Tinta en la piel… ¡todo fuera como eso! En la opinión popular moderna, los tatuajes no reciben tanta reprobación: son un asunto estético, de gusto subjetivo, y nada más. Pero ¿qué ocurre cuando decido experimentar con mi propio cuerpo? Vayamos por partes. Hay todo un movimiento animalista en contra de la experimentación con animales, que ha puesto la lupa sobre muchas empresas, empezando por las dedicadas a la cosmetología.
Si con los animales está mal, más criticable resulta experimentar con seres humanos —dice la bioética—, lamentando hechos del pasado como los cometidos por el doctor Josef Mengele, conocido como “el ángel de la muerte”, quien realizó experimentos inhumanos y pseudocientíficos, especialmente en gemelos, personas con deformidades, enanos, mujeres embarazadas y niños.
Pero ¿qué podemos decir, en una valoración ética imparcial, cuando es el propio individuo quien decide proceder sobre su cuerpo queriendo transformarlo, ponerlo al límite, reconstruirlo, moldearlo a capricho o incluso castigarlo…? Este es todo un tema emparentado con el de la eutanasia.

Esta reflexión nos lleva al caso del hombre retorcido. Un joven de apenas 19 años decidió, durante 182 días, ejercitar con rutinas de gimnasio únicamente el lado izquierdo de su cuerpo. Fue su decisión. Nadie lo indujo… o quizás sí. En un capítulo de Los Simpson, cuya trama principal es la ilusión de Marge Simpson de pasear con su esposo o alguno de sus hijos en una bicicleta para dos que acaba de adquirir, hay una subtrama en la que Homero ejercita un solo brazo con una pesa a todas horas hasta dejarlo musculoso y esculpido.
Pues tenemos un nuevo Homero, de cuerpo asimétrico en la vida real, pero un tanto más radical, pues se propuso no sólo entrenar un brazo, sino todo su lado izquierdo: además del brazo, trabajó también trapecios, tríceps y pierna. Toda su rutina diaria de gimnasio estuvo enfocada en su mitad izquierda.

El resultado final de esta rutina: un cuerpo asimétrico listo para ser exhibido en redes sociales. Un hombre deforme, de silueta encorvada y desequilibrada. Sus videos y fotos se pueden ver principalmente en Instagram, red social en la que ha recibido un sinfín de comentarios, algunos de complacencia y afirmación, pero no pocos de preocupación, advirtiendo los problemas de salud que su reto puede acarrearle, como mala postura, lesiones en la columna, pérdida de movilidad funcional, entre otros.

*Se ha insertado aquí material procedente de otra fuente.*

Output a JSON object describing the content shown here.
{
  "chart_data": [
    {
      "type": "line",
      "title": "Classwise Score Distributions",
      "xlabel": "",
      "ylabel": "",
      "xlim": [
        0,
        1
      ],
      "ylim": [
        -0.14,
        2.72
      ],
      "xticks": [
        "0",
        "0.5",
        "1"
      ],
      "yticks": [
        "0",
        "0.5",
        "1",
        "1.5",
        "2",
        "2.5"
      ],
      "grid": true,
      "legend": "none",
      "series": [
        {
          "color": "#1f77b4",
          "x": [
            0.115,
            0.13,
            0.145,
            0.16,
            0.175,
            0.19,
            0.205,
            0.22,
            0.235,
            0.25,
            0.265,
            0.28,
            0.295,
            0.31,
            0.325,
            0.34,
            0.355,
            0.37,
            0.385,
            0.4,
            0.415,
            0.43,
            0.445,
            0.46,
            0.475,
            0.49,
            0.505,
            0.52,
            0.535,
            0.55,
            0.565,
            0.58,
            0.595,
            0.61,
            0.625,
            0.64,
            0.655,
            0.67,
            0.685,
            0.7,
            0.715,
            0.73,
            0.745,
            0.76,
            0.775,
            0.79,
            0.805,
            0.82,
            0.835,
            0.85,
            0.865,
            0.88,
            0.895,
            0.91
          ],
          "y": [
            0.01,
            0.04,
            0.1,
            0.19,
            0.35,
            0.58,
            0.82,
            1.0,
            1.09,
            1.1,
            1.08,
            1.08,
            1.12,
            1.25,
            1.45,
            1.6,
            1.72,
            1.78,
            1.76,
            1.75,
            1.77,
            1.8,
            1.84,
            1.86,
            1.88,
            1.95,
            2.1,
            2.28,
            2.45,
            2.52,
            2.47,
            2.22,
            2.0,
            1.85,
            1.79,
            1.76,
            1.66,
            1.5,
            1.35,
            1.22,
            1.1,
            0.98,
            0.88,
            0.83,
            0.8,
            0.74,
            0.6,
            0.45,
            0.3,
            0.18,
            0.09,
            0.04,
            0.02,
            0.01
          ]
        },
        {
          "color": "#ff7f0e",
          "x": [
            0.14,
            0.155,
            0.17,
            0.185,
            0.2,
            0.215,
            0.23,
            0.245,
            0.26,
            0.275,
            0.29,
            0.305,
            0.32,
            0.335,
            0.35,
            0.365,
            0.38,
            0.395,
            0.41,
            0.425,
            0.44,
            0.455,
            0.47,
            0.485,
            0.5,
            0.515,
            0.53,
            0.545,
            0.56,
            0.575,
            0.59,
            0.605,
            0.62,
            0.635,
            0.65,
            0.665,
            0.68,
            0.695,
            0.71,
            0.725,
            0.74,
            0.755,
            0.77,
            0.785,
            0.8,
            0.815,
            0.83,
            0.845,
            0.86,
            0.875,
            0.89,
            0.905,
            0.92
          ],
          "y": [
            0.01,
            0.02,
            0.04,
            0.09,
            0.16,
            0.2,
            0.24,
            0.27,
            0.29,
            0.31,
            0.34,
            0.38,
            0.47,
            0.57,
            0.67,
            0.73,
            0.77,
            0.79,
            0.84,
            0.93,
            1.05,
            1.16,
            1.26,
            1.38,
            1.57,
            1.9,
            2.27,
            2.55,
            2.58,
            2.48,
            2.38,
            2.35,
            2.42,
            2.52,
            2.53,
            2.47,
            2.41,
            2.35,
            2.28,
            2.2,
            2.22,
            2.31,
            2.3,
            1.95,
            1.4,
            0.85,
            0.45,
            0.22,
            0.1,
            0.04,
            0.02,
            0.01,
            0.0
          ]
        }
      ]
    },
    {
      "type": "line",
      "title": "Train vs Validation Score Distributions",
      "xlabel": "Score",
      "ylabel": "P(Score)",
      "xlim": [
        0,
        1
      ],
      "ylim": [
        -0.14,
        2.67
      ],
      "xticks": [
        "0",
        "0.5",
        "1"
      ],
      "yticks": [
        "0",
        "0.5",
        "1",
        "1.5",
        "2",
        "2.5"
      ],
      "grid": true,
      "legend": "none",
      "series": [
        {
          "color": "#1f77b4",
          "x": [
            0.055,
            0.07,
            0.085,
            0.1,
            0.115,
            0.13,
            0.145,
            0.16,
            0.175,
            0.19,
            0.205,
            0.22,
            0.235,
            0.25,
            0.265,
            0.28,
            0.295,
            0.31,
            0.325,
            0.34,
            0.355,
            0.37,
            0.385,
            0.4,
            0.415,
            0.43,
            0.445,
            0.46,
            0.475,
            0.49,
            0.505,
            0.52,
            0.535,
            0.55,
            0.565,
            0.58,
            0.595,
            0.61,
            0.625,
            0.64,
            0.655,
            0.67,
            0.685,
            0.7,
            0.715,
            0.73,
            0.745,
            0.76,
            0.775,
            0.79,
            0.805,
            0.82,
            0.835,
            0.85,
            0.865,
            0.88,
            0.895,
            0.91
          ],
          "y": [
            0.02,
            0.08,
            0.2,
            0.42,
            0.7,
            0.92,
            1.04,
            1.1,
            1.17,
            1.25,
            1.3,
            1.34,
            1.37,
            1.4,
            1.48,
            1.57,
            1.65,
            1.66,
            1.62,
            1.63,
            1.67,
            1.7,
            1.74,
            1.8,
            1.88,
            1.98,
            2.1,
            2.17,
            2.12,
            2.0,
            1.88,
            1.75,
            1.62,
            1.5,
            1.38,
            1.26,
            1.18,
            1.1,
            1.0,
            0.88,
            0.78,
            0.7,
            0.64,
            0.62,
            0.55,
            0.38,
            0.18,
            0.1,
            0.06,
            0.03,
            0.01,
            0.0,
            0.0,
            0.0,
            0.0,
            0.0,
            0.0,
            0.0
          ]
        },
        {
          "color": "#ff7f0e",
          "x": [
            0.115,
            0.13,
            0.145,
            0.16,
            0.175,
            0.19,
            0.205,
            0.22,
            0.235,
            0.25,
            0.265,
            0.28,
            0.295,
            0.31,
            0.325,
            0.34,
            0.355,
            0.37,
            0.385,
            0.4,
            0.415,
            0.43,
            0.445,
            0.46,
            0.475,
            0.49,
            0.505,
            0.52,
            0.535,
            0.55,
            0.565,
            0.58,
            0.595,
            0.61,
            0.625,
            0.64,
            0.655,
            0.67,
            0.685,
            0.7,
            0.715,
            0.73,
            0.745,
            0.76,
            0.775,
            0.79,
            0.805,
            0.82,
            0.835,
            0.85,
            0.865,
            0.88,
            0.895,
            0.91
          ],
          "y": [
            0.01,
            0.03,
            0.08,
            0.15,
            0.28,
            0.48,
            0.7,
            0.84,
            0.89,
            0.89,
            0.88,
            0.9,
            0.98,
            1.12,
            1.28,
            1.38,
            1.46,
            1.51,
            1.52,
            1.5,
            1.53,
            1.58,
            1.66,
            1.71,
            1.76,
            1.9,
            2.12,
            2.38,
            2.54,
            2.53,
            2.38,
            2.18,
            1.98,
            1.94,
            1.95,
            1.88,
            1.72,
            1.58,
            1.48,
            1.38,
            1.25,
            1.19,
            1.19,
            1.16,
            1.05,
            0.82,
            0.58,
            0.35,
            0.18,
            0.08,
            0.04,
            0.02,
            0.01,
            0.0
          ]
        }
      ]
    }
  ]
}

Todo por ser virales. Esa parece ser la consigna. No hay límites para la experimentación, pues al final las excentricidades más notorias son las que terminan recibiendo la mayor atención mediática.

¿Qué tanto estamos dispuestos a deformar, castigar nuestros cuerpos por llamar la atención? ¿Será que los hemos terminado cosificando al extremo de convertirlos en mercancías listas para ser ofertadas en internet a cambio de likes y, por qué no, por dinero?